Two important fields in config.yml are search_terms and search_genes both of which are YAML lists. The entries of search_terms are used _directly_ as queries in PubMed search (for more information on PubMed search strings, read https://www.ncbi.nlm.nih.gov/books/NBK3827/#pubmedhelp.Searching_PubMed).

Example:

search_terms:
- breast cancer
- proteasome
- apoptosis

The entries of search_genes is a special list in which _only_ standard HGNC gene symbols are allowed. Entries in this list are also used to search PubMed but also serve as a list of prior genes that are known to be relevant for the model.

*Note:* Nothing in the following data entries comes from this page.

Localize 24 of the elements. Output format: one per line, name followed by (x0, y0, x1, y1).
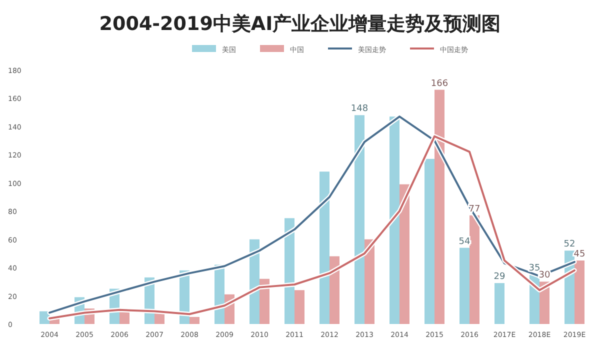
bar (120, 311, 130, 324)
data-label: 54 (458, 236, 470, 247)
bar (424, 158, 434, 324)
bar (260, 278, 270, 324)
bar (434, 90, 444, 324)
bar (364, 239, 374, 324)
bar (284, 218, 294, 324)
chart-title: 2004-2019中美AI产业企业增量走势及预测图 (99, 13, 501, 35)
bar (574, 260, 584, 324)
bar (460, 248, 470, 324)
data-label: 166 (430, 78, 448, 89)
data-label: 35 (528, 264, 540, 274)
bar (190, 316, 200, 324)
bar (330, 256, 340, 324)
data-label: 52 (564, 240, 576, 250)
data-label: 148 (350, 104, 368, 114)
bar (390, 116, 400, 324)
bar (494, 283, 504, 324)
data-label: 29 (494, 272, 506, 282)
bar (470, 215, 480, 324)
bar (400, 184, 410, 324)
bar (294, 290, 304, 324)
bar (354, 115, 364, 324)
bar (320, 172, 330, 324)
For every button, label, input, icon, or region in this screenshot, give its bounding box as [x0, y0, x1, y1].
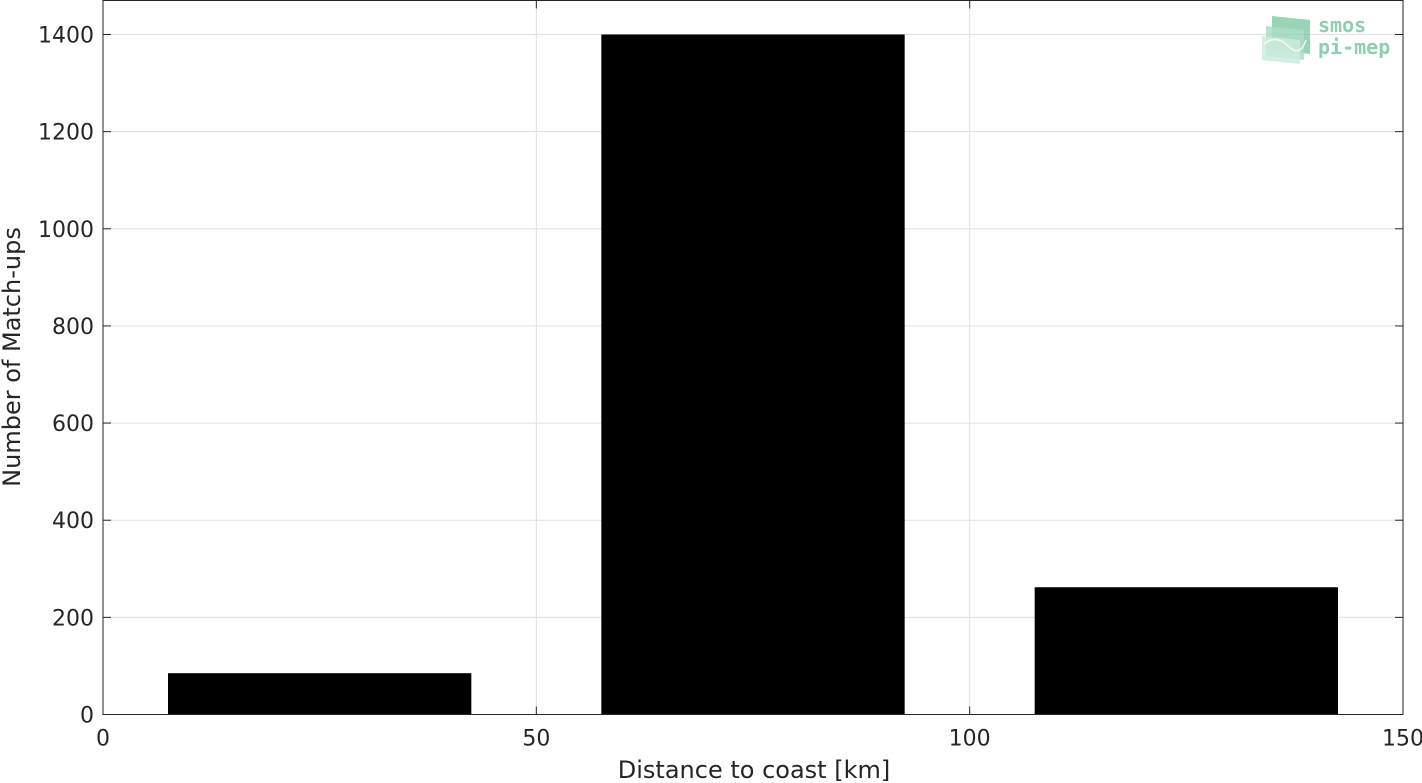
- logo-text-pimep: pi-mep: [1318, 35, 1390, 59]
- tick-marks: [102, 0, 1404, 715]
- bars: [168, 34, 1338, 715]
- y-tick-label: 1000: [38, 218, 94, 243]
- x-tick-label: 100: [949, 727, 991, 752]
- x-axis-title: Distance to coast [km]: [618, 756, 890, 783]
- y-tick-label: 800: [52, 315, 94, 340]
- x-tick-label: 50: [522, 727, 550, 752]
- bar-1: [168, 673, 472, 715]
- bar-2: [601, 34, 905, 715]
- x-tick-label: 0: [96, 727, 110, 752]
- y-tick-label: 200: [52, 606, 94, 631]
- y-tick-label: 600: [52, 412, 94, 437]
- y-tick-label: 0: [80, 704, 94, 729]
- y-tick-labels: 0 200 400 600 800 1000 1200 1400: [38, 24, 94, 729]
- bar-3: [1034, 587, 1338, 715]
- y-tick-label: 1200: [38, 121, 94, 146]
- logo-graphic-icon: [1262, 16, 1310, 64]
- y-tick-label: 400: [52, 509, 94, 534]
- x-tick-label: 150: [1382, 727, 1422, 752]
- y-axis-title: Number of Match-ups: [0, 227, 26, 487]
- plot-area-border: [102, 0, 1404, 715]
- logo-text-smos: smos: [1318, 13, 1366, 37]
- y-tick-label: 1400: [38, 24, 94, 49]
- x-tick-labels: 0 50 100 150: [96, 727, 1422, 752]
- smos-pimep-logo: smos pi-mep: [1262, 13, 1390, 64]
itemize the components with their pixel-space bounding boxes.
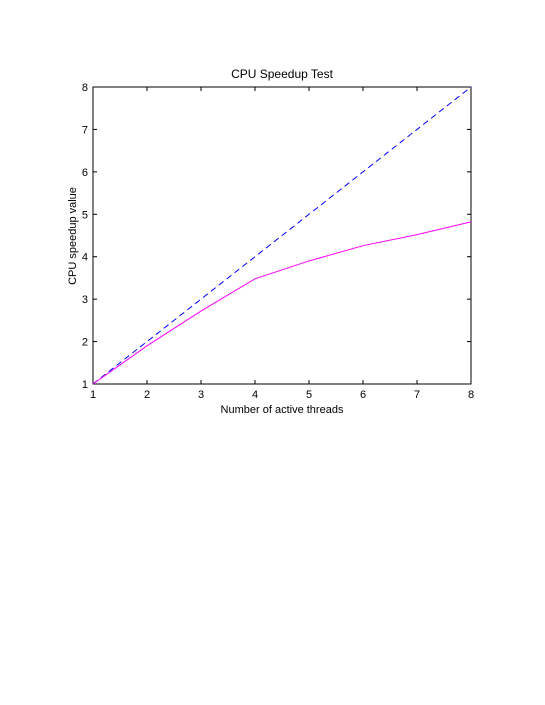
x-tick-label: 5 <box>306 389 312 401</box>
x-tick-label: 3 <box>198 389 204 401</box>
axes-box <box>92 86 472 385</box>
series-line-1 <box>92 86 472 385</box>
x-tick-label: 2 <box>144 389 150 401</box>
y-tick-label: 8 <box>82 82 88 94</box>
y-tick-label: 2 <box>82 337 88 349</box>
y-tick-label: 3 <box>82 294 88 306</box>
x-tick-label: 7 <box>414 389 420 401</box>
y-tick-label: 7 <box>82 124 88 136</box>
y-tick-label: 6 <box>82 167 88 179</box>
x-tick-label: 8 <box>468 389 474 401</box>
x-tick-label: 4 <box>252 389 258 401</box>
chart-title: CPU Speedup Test <box>231 67 334 81</box>
y-tick-label: 1 <box>82 379 88 391</box>
x-axis-label: Number of active threads <box>221 404 344 416</box>
x-tick-label: 1 <box>90 389 96 401</box>
y-axis-label: CPU speedup value <box>67 187 79 285</box>
plot-area: 1 2 3 4 5 6 7 8 1 2 3 4 5 6 7 8 <box>82 82 474 401</box>
y-tick-label: 5 <box>82 209 88 221</box>
series-line-2 <box>92 221 472 385</box>
x-tick-label: 6 <box>360 389 366 401</box>
y-tick-label: 4 <box>82 252 88 264</box>
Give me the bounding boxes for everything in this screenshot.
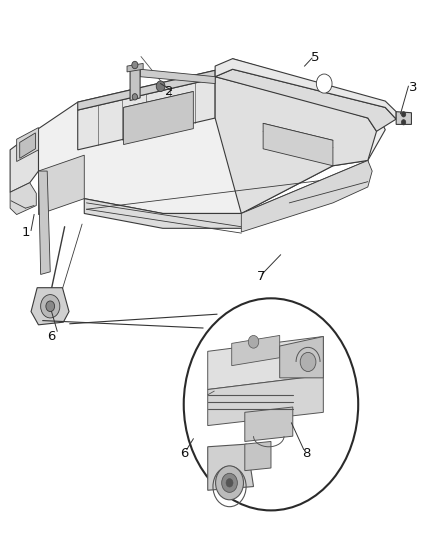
Polygon shape (231, 335, 279, 366)
Polygon shape (279, 336, 322, 378)
Polygon shape (84, 160, 367, 228)
Polygon shape (31, 288, 69, 325)
Polygon shape (215, 59, 395, 119)
Polygon shape (262, 123, 332, 166)
Circle shape (184, 298, 357, 511)
Text: 8: 8 (302, 447, 310, 459)
Polygon shape (39, 70, 385, 214)
Polygon shape (130, 68, 140, 101)
Polygon shape (127, 63, 143, 72)
Circle shape (300, 352, 315, 372)
Text: 5: 5 (311, 51, 319, 63)
Polygon shape (215, 77, 376, 214)
Circle shape (226, 479, 233, 487)
Polygon shape (10, 128, 39, 192)
Text: 6: 6 (180, 447, 188, 459)
Text: 2: 2 (165, 85, 173, 98)
Polygon shape (244, 407, 292, 441)
Polygon shape (39, 171, 50, 274)
Circle shape (131, 61, 138, 69)
Polygon shape (241, 160, 371, 232)
Polygon shape (17, 127, 39, 161)
Circle shape (248, 335, 258, 348)
Polygon shape (39, 155, 84, 215)
Polygon shape (123, 92, 193, 144)
Circle shape (400, 112, 405, 117)
Circle shape (221, 473, 237, 492)
Polygon shape (395, 112, 410, 124)
Polygon shape (140, 69, 215, 84)
Polygon shape (10, 183, 36, 215)
Polygon shape (207, 444, 253, 490)
Circle shape (46, 301, 54, 312)
Polygon shape (78, 70, 215, 110)
Polygon shape (244, 441, 270, 471)
Text: 1: 1 (21, 225, 29, 239)
Polygon shape (207, 375, 322, 425)
Text: 6: 6 (47, 330, 56, 343)
Circle shape (41, 295, 60, 318)
Circle shape (156, 81, 165, 92)
Polygon shape (215, 69, 395, 131)
Polygon shape (78, 78, 215, 150)
Circle shape (400, 119, 405, 125)
Circle shape (215, 466, 243, 500)
Text: 3: 3 (409, 81, 417, 94)
Circle shape (316, 74, 331, 93)
Polygon shape (207, 336, 322, 390)
Polygon shape (20, 133, 35, 158)
Text: 7: 7 (256, 270, 265, 282)
Circle shape (132, 94, 137, 100)
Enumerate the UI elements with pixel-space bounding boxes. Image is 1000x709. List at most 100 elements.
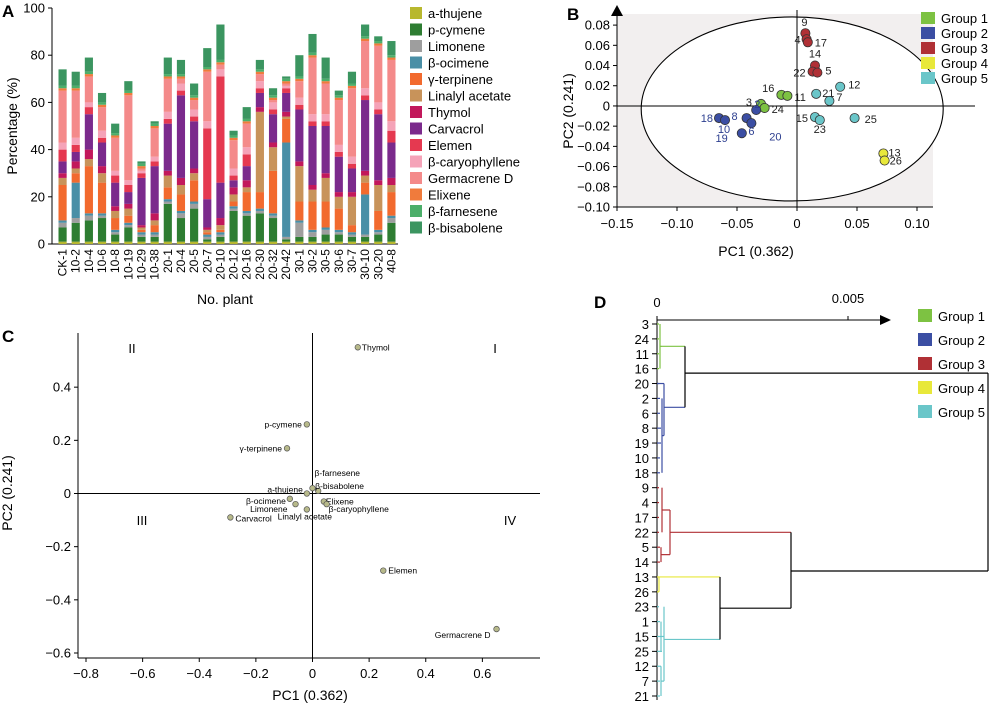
score-point [811, 88, 822, 99]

#Entries in this can be used to search #PubMed specifically for articles that are tagged with the gene’s unique #identifier rather than its string name. This mode of searching for articles #on specific genes is much more reliable than searching for them using #string names.

Example:

search_genes:
- AKT1
- MAPK3
- EGFR

Extending a Model

To extend a model, run

python -m indra.tools.machine run_with_search model_name

Alternatively, the command line interface can be invoked with

indra-machine run_with_search model_name

Extending a model involves extracting PMIDs from emails (if Gmail credentials are given), and searching using INDRA’s PubMed client with each entry of search_terms in config.yaml as a search term. INDRA’s literature client is then used to find the full text corresponding to each PMID or its abstract when the full text is not available. The REACH parser is then used to read each new paper. INDRA uses the REACH output to construct Statements corresponding to mechanisms. It then adds them to an incremental model through a process of assembly involving duplication and overlap resolution and the application of filters.

indra.tools.machine.copy_default_config(destination)[source]

Copies the default configuration to the given destination

Parameters

destination (str) – The location to which a default RAS Machine config file is placed.